What type of supernova was that one of Kepler? Unfortunately, we don’t know. Its light came to us a few years before Galileo’s discovery of the astronomical telescope, in 1609 (we celebrate this year the 400th anniversary). Three more centuries had to pass before we could learn how to study the light emitted by celestial bodies through spectroscopy, at the end of the 1800. Kepler’s supernova therefore exploded too early, civilization had not yet develop to the point of allowing us to study it. It is a shame, because it would be fundamental to measure with exquisite precision a nearby supernova, especially a type I, to better understand the explosions that occur in the furthest corners of the universe, and from which we get only faint signals.
In fact, the light emitted from Tycho supernova propagated like a wave through all space. Depending on the direction, on its path it intercepted other celestial bodies, stars and nebulae. And here is the unexpected event: one of those anonymous clouds of interstellar gas and dust, reached at a certain point by the ephemeral flash, lightened up reflecting the light of the supernova all around, sending therefore its late signal also to the Earth. It is what astronomers call a “light echo”. The delay of this echo is about 400 years. Four centuries that allowed us to discover the telescope, astrophysics and so on. In this way, on September 24 2008, a group of German and Japanese astronomers have observed from Hawaii the light echo of Tycho supernova and got its spectrum. It is just a spectacular type I supernova spectrum. Finally!

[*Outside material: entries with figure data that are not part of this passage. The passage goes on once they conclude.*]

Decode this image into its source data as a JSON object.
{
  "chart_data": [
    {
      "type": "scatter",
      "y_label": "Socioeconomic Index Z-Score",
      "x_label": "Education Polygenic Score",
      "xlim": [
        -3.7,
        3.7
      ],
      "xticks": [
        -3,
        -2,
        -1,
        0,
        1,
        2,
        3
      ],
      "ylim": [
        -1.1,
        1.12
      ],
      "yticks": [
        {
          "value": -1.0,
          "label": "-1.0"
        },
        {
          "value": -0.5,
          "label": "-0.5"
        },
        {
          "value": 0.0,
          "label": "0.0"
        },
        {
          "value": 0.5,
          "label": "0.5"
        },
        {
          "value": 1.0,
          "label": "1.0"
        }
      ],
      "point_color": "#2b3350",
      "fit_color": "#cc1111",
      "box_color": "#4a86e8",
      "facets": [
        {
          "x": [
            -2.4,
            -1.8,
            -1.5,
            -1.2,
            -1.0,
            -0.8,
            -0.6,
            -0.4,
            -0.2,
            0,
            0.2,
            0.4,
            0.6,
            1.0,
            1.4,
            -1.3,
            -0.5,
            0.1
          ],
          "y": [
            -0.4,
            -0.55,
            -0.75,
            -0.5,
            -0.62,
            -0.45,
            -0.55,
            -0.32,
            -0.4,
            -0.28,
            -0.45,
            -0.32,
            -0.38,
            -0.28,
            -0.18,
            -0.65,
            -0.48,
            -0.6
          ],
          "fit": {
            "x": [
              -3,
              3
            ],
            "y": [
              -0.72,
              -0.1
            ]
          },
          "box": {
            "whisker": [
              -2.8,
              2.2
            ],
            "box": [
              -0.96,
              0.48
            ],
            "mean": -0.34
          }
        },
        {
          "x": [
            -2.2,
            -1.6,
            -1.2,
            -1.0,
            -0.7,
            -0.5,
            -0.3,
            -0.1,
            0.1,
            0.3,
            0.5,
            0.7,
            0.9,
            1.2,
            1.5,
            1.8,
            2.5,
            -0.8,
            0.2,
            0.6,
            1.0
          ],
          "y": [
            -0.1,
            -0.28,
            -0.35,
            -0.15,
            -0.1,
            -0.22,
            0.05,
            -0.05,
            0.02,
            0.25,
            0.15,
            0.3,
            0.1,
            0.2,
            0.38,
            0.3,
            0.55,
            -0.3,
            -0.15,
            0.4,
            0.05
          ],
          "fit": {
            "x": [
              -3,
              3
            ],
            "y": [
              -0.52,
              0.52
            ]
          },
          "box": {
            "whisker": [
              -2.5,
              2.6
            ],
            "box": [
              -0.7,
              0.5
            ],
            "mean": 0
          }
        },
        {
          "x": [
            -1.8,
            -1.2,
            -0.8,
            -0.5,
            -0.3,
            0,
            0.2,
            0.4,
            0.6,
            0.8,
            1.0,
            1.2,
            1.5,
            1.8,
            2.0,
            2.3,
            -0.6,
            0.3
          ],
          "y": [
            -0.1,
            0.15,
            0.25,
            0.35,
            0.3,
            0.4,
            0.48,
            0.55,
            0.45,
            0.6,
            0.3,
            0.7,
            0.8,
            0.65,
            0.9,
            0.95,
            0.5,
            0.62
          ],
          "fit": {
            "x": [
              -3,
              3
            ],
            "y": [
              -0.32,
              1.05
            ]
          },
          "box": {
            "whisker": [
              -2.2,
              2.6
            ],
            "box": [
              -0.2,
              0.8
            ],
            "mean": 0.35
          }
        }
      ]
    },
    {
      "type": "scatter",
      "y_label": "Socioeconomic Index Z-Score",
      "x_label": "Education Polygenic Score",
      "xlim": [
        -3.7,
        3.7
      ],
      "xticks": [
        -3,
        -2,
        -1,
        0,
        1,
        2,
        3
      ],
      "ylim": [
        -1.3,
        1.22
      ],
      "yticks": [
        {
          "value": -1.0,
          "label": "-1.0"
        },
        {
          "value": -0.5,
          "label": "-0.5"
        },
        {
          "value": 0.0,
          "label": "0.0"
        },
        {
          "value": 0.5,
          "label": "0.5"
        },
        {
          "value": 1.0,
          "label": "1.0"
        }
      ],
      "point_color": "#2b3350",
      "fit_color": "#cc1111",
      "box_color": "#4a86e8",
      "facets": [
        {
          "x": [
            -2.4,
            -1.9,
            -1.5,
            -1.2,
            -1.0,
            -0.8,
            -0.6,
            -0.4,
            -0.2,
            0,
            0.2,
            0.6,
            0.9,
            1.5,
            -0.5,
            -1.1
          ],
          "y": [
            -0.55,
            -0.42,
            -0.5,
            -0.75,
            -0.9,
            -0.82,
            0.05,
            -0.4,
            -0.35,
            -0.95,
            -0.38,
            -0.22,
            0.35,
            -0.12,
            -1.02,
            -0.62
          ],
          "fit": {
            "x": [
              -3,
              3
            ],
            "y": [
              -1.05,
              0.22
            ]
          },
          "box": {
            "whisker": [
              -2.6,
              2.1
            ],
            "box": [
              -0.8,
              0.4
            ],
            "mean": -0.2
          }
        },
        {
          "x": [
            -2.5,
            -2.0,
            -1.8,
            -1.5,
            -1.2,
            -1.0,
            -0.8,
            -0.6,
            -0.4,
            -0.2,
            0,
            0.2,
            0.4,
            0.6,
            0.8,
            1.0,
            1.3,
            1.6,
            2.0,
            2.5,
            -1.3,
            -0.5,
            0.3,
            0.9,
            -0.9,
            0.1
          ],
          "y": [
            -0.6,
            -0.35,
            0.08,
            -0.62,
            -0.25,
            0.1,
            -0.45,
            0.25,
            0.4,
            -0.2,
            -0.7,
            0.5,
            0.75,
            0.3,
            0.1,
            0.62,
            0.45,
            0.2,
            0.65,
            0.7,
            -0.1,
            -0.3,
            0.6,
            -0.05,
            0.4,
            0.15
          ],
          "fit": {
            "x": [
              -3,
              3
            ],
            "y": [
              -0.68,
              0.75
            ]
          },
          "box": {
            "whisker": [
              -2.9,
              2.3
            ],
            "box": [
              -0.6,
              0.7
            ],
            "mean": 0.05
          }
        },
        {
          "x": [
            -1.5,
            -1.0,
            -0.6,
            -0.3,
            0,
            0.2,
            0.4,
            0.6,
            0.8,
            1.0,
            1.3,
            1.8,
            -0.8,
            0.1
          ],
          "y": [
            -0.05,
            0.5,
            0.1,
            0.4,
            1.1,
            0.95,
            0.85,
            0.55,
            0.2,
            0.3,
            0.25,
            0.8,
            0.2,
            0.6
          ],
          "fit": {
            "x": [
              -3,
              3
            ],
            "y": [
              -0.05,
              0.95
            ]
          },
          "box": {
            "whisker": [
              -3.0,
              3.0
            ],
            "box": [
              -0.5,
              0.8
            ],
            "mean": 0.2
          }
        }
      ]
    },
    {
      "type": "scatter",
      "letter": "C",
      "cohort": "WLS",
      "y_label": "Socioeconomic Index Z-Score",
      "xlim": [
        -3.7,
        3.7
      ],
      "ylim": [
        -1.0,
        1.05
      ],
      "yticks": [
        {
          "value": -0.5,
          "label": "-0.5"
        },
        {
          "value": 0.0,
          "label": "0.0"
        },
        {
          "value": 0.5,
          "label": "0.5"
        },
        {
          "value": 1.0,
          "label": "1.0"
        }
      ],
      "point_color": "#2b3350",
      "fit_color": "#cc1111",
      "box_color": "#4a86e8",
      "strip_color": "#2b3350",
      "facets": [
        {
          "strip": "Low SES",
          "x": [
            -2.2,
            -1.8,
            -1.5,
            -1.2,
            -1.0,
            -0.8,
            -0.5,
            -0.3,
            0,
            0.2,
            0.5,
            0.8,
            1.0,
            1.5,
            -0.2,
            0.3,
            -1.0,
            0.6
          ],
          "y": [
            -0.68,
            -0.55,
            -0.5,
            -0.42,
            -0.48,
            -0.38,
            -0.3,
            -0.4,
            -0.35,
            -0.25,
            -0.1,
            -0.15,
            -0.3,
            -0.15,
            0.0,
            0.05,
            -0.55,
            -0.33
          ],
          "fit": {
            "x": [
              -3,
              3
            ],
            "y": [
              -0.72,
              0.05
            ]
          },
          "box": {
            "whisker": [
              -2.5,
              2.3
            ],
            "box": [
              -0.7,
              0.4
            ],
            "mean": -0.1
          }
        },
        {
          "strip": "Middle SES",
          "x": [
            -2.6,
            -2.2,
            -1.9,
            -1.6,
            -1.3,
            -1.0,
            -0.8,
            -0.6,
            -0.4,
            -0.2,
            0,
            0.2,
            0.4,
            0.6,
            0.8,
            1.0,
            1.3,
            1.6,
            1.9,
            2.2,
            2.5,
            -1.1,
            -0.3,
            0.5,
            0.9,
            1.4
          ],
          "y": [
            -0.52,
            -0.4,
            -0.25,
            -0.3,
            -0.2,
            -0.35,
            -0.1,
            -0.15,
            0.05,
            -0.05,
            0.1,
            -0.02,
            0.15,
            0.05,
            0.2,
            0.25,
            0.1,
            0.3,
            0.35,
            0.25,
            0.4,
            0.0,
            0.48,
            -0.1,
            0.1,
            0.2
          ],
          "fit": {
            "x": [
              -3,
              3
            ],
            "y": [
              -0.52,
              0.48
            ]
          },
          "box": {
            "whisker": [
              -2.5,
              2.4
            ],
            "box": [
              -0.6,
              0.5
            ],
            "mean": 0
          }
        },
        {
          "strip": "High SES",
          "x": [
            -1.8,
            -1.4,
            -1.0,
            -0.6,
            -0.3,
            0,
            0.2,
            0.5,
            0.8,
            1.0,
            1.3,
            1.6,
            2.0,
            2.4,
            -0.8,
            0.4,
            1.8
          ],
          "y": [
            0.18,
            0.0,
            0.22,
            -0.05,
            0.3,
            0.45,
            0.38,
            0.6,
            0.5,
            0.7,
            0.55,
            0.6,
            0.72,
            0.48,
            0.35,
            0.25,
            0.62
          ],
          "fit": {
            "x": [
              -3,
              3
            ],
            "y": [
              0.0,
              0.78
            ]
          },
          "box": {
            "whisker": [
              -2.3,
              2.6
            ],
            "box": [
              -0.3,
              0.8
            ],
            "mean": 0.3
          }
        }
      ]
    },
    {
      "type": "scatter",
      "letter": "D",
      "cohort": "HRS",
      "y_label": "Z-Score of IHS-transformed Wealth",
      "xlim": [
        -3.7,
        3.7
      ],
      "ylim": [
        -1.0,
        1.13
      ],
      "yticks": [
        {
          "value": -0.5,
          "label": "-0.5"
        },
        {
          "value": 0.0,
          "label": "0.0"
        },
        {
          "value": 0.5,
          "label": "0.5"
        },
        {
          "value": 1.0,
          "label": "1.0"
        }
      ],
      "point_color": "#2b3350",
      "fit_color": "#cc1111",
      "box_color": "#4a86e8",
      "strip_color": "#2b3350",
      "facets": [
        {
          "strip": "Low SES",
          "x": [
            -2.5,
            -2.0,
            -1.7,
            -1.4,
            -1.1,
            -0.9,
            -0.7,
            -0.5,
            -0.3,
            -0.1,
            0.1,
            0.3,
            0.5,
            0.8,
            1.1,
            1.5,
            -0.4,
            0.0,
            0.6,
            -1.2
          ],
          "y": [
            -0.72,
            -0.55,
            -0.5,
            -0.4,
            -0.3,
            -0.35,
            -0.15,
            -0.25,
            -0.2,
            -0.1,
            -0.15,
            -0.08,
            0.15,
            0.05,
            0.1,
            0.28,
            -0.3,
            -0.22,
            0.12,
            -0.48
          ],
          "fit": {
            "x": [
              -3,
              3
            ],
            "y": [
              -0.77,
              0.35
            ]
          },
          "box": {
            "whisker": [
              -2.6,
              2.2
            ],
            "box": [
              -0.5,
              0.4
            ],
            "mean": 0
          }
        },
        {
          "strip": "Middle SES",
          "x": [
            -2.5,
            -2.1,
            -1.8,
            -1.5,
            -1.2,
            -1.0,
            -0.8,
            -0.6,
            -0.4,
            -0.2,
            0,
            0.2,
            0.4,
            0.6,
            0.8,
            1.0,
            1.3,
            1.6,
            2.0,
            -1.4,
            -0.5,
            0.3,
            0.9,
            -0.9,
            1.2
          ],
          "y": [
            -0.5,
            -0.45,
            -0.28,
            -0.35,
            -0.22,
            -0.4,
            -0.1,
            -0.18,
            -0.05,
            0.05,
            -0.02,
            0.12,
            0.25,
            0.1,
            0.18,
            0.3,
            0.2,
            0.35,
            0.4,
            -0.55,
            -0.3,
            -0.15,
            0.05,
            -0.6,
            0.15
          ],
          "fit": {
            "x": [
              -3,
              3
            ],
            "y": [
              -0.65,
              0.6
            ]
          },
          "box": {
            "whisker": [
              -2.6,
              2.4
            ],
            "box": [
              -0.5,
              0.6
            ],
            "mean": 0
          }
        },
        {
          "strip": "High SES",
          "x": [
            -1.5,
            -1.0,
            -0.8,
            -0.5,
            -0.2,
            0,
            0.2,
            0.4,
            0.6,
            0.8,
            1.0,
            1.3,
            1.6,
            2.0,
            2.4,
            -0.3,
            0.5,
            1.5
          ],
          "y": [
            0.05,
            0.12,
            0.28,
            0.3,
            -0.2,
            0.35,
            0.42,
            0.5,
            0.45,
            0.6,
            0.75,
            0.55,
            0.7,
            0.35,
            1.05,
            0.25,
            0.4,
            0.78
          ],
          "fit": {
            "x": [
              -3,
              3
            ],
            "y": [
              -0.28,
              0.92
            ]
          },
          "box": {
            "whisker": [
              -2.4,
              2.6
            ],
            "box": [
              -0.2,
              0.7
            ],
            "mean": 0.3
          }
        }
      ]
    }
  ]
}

Nature, we can say, has been patient with us, compensating our slowness and giving us a second chance. Reality is generous. This does not diminish the fact that one has to be a brilliant scientist to look for these things, to be “ready”. In this episode there is the whole dynamic of the adventure of scientific discovery. But in these days I keep thinking especially to the faces of my three friends, able only to repeat themselves “amazing!”, to our talking and chatting perceiving that the universe is filled in any corner by a vanishing echo of all lights appeared in its past, and to this evidence that the great mistery of reality has –literally- the goodness of revealing  himself and never satiate us, like a true lover. These are beautiful things. And we are privileged, because it is beautiful to grow older and begin a new year (the International Year of Astronomy!) more and more able to amaze ourselves.